La Libre, Momento, 24h avec, sable, plagesFort malheureusement, les exemples se multiplient. “Au Bénin, on observe chaque année un retrait du littoral d’une dizaine de mètres et de nombreux hôtels et autres habitations se retrouvent dans l’eau”, indique Pierre Ozer. “Même chose au Vietnam où la plupart des plages sont en recul. On construit des ouvrages en béton pour retenir le sable sur les lieux prisés par les touristes, mais juste à côté, les pêcheurs vietnamiens se retrouvent les pieds dans l’eau.” La ville touristique de Saint-Louis au Sénégal, par exemple, est visitée par des millions de touristes pour son architecture coloniale et ses petites maisons disposées sur le sable, mais elle est inévitablement amenée à disparaître. En Belgique, la côte a été renforcée avec du sable pompé en mer et une série d’infrastructures. Et en Sardaigne, le littoral est à ce point en recul qu’il a fallu détruire d’importantes infrastructures pour aller les reconstruire plus en retrait des côtes. “On observe un net recul des zones côtières partout dans le monde”, ajoute Pierre Ozer. “Aujourd’hui, la plupart des plages en équilibre sont artificielles.”

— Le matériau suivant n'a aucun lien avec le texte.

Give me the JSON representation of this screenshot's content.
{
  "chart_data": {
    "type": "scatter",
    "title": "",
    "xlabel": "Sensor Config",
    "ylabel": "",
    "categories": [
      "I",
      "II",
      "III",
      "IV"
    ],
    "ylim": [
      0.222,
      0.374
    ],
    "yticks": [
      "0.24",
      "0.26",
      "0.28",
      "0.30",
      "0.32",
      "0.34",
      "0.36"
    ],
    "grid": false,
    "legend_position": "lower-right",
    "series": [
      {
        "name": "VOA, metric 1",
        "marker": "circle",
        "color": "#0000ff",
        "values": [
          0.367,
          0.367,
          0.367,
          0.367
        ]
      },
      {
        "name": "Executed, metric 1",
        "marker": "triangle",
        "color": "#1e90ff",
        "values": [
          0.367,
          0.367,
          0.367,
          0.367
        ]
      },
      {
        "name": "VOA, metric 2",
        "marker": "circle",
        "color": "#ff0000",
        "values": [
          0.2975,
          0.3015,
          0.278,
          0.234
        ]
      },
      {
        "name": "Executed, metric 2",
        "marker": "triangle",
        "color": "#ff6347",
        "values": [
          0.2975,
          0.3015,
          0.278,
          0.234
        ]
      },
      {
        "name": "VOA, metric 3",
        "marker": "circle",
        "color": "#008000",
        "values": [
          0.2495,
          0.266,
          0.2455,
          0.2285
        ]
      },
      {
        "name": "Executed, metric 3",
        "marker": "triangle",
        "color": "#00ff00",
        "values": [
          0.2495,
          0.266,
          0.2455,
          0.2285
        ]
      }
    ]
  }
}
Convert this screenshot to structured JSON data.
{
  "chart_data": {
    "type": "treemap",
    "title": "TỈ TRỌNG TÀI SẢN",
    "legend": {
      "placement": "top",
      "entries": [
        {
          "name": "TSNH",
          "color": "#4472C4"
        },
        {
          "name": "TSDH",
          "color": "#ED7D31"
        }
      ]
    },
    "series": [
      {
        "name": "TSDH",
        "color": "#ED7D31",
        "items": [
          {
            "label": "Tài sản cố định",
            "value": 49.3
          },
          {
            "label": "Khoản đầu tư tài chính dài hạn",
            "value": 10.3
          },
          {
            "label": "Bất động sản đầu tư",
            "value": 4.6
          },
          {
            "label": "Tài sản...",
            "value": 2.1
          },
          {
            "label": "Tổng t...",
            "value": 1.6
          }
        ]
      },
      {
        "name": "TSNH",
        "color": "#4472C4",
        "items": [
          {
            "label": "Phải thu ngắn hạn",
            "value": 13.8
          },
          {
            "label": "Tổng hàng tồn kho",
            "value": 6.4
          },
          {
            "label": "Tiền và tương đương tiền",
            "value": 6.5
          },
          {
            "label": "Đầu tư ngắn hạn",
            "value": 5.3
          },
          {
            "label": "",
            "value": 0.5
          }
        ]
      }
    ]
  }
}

Deux solutions : arrêter une fois pour toutes de construire sur les plages, et soigner les rivières qui alimentent la mer en sédiments. Un barrage destiné à conserver l’eau de rivière pour alimenter la population ou l’agriculture, par exemple, peut retenir énormément de sable. Idem pour le dragage des fleuves destiné à faciliter le passage des bateaux. Quant à l’homme, il a tendance à excaver en quelques minutes des centaines de milliers de mètres cubes de sable pour fabriquer du béton, des routes, et surtout du verre. Pourquoi du sable de rivières ? “Parce que la taille, la pureté et la forme des grains y sont différentes”, explique Eric Pirard, ingénieur géologue à l’université de Liège. “Plus le sable avance vers la mer, plus il est rond, et moins il est pur. Le sable de la côte est chargé en fer et en aluminium, et ne convient pas pour construire du verre, parce qu’un seul grain chargé en chrome ou en fer entraîne une coloration.” Peu de gens le savent, mais la Belgique dispose de sable d’exception à Mol, Lommel et Maasmechelen.

Du sable blanc que l’on retrouve également dans la plupart des bacs à sable vendus en Belgique. “C’est ce sable-là qui se raréfie”, ajoute Eric Pirard. “Le sable de qualité facilement accessible qu’on exploite pour la construction. Une fois qu’il sera épuisé, il faudra concasser des pierres nous-mêmes avec ce que ça coûte en énergie, ou creuser plus profond.” Dans son documentaire “Le sable, enquête sur une disparition”, le réalisateur français Denis Delestrac révèle que deux tiers de nos constructions sont réalisées en béton et que la plupart des lits de rivières ont déjà été vidés. Ce qui a logiquement poussé les industriels au large, où ils extraient des fonds marins d’immenses quantités de sable qui accélèrent l’érosion du littoral. Dubai importe massivement du sable d’Australie, de Singapour, d’Indonésie, où 25 îles ont déjà disparu; la Chine et l’Inde, partout où elles peuvent en trouver, et, le plus souvent, illégalement pour faire face à leurs besoins en construction, ce qui alimente évidemment un trafic à grande échelle.

Compte tenu de sa faible qualité pour la construction et de son attrait pour le tourisme, le sable des plages est moins extrait par l’homme, sauf dans certains cas précis comme en Australie où les plages abondent, ou en Namibie où une série de grains de sable sont en réalité des diamants. Mais aujourd’hui, entre 75 % et 90 % de nos plages sont menacées d’extinction, estime le réalisateur français. Pourquoi ne pas utiliser le sable du désert ? Trop rond, trop fin, inutilisable pour la construction. On préfère vider les rivières et fragiliser notre fond marin. Le sable ne meurt pas, il se déplace et la planète s’en remettra, mais les amoureux des plages risquent de l’avoir mauvaise et de retrouver leur sable dans un immeuble chinois de douze étages ou une île de Dubai en forme de palmier.